Michael Geist on Bill C-11

Copyright and digital rights have been at the forefront of national discussion in the past two years- once was when Canadian consumers rejected the enforcement of Usage Based Billing, and most recently the planned blackout of sites to protest legislation being considered by the House of Commons.

With prominent Canadians such as Michael Geist taking aim at the legislation in his personal blog, as well as through Tyee News.  Anyone seriously interested should be interested in the insight that he provides, as it affects us all from the smallest consumer to the largest wholesaler in this industry.

Canadian telecom providers continue to shape Internet traffic via the use of throttling, the
selective slowing down of transfer rates, justified in 2008 by the CRTC as the only possible means of cost-effectively controlling traffic on the current network. Canadian telecom companies have not been keeping pace with upgrading the infrastructure necessary to maintain our current standards, and be competitive in a global economy.

The 2010 OCED study on quality of service ranks Canada 22nd on average advertised broadband speed, not only behind high tech nations such as South Korea and Sweden but we have been overtaken by Poland, Estonia and, New Zealand.

This is unacceptable considering the rate of Internet penetration in our country and at a time when more and more Canadians are turning to the Internet as the tool of commerce, communication and information.

This dated infrastructure is a threat to maintaining Canada’s place in the world as a hub of technological innovation.

It is imperative to invest in improving the quality of broadband access in Canada through a balance of economic incentives and consumer protection to protect the equality of access.

If you’re feeling motivated, send an email to your MP, and if you’re not then here’s the latest Michael Geist blog in its full entirety.

Lets make our voices heard Canada!

The imminent passage of the bill is already being heralded as a win for creators, consumers, and businesses. There is certainly much to like — expanded fair dealing, new consumer exceptions, caps on liability to prevent multi-million dollar lawsuits against consumers, and a balanced approach to liability for Internet providers among them. Moreover, the rejection of draconian provisions demanded by some lobby groups such as website blocking or penalizing Internet users with threats of lost access is a positive development.

Yet for many copyright watchers, the bill falls just short, providing a classic example of what could have been…

What if?

What if the government had not rejected concerns from groups representing the blind, who warned that the bill’s digital lock rules will make it more difficult for Canadians with perceptual disabilities to access digital content?

What if the government had not rejected requests from leading cable companies such as Rogers and Shaw, who fear that the bill will block their ability to introduce network PVRs into the Canadian market and restrict innovative cloud-based computer services?

What if the government had not rejected requests from the Documentary Organization of Canada for a specific digital lock exception for documentary filmmaking, given that U.S. film makers benefit from such an exception and that Canadians will be placed at a competitive disadvantage?

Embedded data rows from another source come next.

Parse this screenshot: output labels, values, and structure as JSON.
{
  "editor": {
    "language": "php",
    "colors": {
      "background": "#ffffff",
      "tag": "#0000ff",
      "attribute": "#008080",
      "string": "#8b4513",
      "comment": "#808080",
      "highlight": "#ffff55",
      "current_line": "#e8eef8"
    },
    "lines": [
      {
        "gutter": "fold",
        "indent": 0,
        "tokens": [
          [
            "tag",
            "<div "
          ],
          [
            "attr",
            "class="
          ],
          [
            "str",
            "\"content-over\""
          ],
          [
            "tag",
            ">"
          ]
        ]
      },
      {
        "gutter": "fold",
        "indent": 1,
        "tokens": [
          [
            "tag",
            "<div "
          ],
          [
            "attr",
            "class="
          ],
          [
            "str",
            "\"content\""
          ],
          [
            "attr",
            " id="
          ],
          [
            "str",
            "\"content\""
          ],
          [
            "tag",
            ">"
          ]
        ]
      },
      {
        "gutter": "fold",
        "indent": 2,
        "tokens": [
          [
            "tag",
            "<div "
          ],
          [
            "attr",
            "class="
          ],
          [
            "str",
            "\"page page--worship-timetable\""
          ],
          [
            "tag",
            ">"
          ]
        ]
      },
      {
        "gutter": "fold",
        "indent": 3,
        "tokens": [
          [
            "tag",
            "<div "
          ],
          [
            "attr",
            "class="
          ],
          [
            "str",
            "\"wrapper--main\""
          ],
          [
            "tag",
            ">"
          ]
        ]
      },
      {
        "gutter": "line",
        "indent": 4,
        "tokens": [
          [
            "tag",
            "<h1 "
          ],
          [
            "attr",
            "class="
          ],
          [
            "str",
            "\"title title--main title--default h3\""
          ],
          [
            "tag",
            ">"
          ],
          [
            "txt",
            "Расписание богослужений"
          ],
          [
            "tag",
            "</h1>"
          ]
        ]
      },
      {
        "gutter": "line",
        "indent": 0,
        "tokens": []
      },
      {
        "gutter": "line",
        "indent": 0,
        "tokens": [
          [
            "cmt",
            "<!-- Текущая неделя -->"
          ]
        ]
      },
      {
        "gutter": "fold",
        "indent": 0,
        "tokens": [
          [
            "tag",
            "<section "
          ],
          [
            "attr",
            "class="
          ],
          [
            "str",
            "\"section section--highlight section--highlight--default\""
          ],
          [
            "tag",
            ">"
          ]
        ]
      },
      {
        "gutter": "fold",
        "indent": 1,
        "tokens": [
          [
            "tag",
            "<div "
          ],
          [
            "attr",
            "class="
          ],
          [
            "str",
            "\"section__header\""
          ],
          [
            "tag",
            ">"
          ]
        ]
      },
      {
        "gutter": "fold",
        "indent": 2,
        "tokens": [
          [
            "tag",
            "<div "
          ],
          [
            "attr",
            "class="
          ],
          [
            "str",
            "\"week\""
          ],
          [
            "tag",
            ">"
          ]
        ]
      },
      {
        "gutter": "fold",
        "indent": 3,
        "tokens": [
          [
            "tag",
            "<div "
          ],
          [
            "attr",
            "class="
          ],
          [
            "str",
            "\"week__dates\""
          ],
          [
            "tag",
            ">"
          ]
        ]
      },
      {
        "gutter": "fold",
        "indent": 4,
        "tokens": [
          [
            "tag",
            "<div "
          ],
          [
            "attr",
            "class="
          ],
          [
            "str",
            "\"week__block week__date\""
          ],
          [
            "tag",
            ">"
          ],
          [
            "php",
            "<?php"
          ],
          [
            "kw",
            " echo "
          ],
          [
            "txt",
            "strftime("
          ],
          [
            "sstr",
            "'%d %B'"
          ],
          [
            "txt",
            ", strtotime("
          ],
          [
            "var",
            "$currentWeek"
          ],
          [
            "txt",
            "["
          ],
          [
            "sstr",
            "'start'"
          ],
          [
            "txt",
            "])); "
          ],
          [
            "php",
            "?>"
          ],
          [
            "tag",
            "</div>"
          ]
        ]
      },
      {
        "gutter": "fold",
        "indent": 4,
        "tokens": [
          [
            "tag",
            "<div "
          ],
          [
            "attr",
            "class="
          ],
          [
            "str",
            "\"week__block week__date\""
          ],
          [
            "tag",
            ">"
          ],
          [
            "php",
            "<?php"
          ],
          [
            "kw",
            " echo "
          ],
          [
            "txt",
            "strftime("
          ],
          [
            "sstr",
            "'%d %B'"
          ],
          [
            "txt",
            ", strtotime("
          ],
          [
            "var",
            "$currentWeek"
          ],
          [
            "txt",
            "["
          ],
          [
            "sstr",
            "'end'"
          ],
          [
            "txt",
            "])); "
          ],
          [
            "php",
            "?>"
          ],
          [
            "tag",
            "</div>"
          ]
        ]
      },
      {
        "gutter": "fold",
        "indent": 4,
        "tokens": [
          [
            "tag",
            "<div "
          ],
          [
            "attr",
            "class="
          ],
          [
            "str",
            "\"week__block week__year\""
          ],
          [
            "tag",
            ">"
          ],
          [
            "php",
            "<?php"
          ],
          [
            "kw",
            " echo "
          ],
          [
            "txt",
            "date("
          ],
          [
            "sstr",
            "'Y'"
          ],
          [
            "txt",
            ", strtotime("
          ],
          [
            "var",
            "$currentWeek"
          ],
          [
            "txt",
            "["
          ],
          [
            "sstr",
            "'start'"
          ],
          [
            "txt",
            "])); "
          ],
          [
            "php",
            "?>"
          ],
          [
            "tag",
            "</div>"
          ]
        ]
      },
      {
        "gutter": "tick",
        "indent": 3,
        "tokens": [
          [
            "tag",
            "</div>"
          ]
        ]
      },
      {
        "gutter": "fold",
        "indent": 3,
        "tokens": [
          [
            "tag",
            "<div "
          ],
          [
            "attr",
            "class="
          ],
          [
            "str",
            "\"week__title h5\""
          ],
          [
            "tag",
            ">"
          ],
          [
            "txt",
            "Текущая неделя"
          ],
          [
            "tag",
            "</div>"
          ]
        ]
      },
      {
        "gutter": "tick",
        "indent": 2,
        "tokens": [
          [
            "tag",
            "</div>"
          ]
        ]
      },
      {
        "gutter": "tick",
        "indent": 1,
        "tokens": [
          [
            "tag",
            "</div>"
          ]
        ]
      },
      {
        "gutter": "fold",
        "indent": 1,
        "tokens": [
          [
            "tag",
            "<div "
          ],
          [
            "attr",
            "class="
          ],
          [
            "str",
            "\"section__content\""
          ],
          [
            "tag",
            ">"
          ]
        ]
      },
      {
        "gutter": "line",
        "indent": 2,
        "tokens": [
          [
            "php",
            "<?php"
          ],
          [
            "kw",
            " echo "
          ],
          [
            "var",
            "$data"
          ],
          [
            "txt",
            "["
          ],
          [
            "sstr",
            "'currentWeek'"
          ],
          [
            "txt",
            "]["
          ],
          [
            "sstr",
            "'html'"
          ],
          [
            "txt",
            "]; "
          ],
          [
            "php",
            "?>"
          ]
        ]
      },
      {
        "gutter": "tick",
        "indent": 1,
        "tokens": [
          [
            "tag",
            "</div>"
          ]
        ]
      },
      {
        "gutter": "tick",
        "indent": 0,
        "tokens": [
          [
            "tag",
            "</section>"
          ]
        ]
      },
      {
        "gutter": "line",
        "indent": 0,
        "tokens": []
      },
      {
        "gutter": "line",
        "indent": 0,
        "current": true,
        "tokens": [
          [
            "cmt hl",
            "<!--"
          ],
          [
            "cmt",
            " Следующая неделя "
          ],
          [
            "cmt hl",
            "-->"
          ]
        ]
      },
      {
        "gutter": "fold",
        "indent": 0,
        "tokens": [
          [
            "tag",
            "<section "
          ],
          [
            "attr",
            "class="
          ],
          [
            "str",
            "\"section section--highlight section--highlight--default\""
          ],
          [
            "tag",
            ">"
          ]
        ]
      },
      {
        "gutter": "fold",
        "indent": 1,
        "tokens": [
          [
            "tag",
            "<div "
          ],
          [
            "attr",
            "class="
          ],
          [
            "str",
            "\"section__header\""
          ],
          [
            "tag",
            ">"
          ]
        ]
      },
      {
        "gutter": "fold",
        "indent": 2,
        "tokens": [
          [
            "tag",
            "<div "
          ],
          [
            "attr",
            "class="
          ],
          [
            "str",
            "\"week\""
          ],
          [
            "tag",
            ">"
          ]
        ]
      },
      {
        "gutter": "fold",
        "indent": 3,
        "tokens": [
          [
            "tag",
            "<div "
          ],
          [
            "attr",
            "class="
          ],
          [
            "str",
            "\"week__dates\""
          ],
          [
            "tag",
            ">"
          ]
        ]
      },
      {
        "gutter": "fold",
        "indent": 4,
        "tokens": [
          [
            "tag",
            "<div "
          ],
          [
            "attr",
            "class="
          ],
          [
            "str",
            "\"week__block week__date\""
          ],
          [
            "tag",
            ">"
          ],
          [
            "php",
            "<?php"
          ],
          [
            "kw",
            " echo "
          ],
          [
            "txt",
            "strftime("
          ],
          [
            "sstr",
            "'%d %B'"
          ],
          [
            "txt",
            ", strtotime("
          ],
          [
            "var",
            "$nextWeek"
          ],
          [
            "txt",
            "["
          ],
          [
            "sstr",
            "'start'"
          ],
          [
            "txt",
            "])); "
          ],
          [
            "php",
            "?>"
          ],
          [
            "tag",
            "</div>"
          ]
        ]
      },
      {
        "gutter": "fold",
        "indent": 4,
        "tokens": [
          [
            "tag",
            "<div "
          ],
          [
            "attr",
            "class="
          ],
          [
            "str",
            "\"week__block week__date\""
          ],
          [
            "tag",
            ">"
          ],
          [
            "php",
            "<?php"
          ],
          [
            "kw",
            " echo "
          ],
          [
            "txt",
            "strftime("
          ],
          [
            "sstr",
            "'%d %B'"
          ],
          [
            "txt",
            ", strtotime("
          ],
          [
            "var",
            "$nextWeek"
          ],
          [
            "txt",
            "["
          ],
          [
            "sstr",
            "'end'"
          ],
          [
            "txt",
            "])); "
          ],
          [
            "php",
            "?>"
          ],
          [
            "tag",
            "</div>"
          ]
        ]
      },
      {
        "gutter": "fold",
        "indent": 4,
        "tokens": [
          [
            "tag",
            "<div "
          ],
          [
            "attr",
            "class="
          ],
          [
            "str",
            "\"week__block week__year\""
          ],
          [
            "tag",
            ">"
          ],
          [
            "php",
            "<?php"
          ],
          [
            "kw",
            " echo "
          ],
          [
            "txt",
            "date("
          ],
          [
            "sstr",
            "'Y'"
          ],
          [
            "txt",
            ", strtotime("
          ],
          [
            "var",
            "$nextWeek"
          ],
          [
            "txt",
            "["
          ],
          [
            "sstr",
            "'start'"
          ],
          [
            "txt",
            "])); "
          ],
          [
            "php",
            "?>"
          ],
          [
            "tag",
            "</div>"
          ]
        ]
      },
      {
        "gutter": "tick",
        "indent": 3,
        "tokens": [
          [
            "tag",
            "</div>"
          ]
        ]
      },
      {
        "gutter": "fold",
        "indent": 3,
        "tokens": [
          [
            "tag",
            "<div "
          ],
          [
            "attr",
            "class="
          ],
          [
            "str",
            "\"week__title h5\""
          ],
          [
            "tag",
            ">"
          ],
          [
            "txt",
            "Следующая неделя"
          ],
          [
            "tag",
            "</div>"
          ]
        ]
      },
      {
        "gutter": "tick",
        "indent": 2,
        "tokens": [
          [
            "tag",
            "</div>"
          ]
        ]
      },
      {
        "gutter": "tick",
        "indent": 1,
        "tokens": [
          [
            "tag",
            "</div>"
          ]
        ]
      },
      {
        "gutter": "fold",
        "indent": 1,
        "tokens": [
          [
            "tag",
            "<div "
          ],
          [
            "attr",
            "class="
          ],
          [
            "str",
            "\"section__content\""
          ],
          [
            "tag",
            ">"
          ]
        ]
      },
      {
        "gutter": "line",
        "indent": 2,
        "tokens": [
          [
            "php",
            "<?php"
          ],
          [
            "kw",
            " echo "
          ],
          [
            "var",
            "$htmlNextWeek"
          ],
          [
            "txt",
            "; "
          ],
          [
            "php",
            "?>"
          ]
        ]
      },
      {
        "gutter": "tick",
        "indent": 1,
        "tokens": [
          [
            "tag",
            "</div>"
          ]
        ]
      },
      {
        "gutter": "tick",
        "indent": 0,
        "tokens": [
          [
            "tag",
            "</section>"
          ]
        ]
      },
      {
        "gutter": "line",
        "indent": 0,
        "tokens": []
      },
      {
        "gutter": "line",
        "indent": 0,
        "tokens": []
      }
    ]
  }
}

What if the government had not rejected requests from many Canadian library associations, who argued that new digital inter-library loans provisions are unusable in light of requirements to establish onerous restrictions limiting the use of works?

What if the government had not rejected proposed amendments from NDP, Liberal and Green Party MPs to add flexibility to the digital lock rules so that concerns that the approach trumps fair dealing and education rights could be addressed?

What if the government had not rejected concerns from teachers, who lamented new distance learning provisions that include requirements to destroy lessons 30 days after a course concludes?

What if the government had followed the lead of innovative economies such as South Korea and Israel, which both recently adopted U.S.-style fair use rules that are often credited with forming the copyright engine behind cutting-edge business models?

What if the government had not rejected an amendment to require labeling of digital locks so that consumers would have advance warning of the restrictions that come with the products they purchase?

What if the government had not rejected a proposal from the Canadian Federation for the Humanities and Social Sciences to eliminate crown copyright and give a boost to its open government data initiative?

What if the government had not rejected a plan raised by Project Gutenberg to create a legal safe harbour provision for the use of works where the copyright owner is unknown, thereby increasing digitization of Canadian materials?

What if the government had not rejected the advice of provincial ministers of education who called for an expansion of fair dealing to cover copies for classroom use as is the case in the U.S.?

What if the government had not rejected the Retail Council of Canada’s recommendation to eliminate the iPod tax and thus avoid a hearing later this year on extending the private copying levy to microSD cards?

No cause for celebration

No bill is ever perfect and Bill C-11 is no exception.

Yet as the government touts its success in navigating the challenging copyright waters to pass a bill after multiple false starts, it might temper its enthusiasm by recognizing that provisions that lock out the blind, create disadvantageous barriers for creators and educators, and stifle innovation are not a cause for celebration.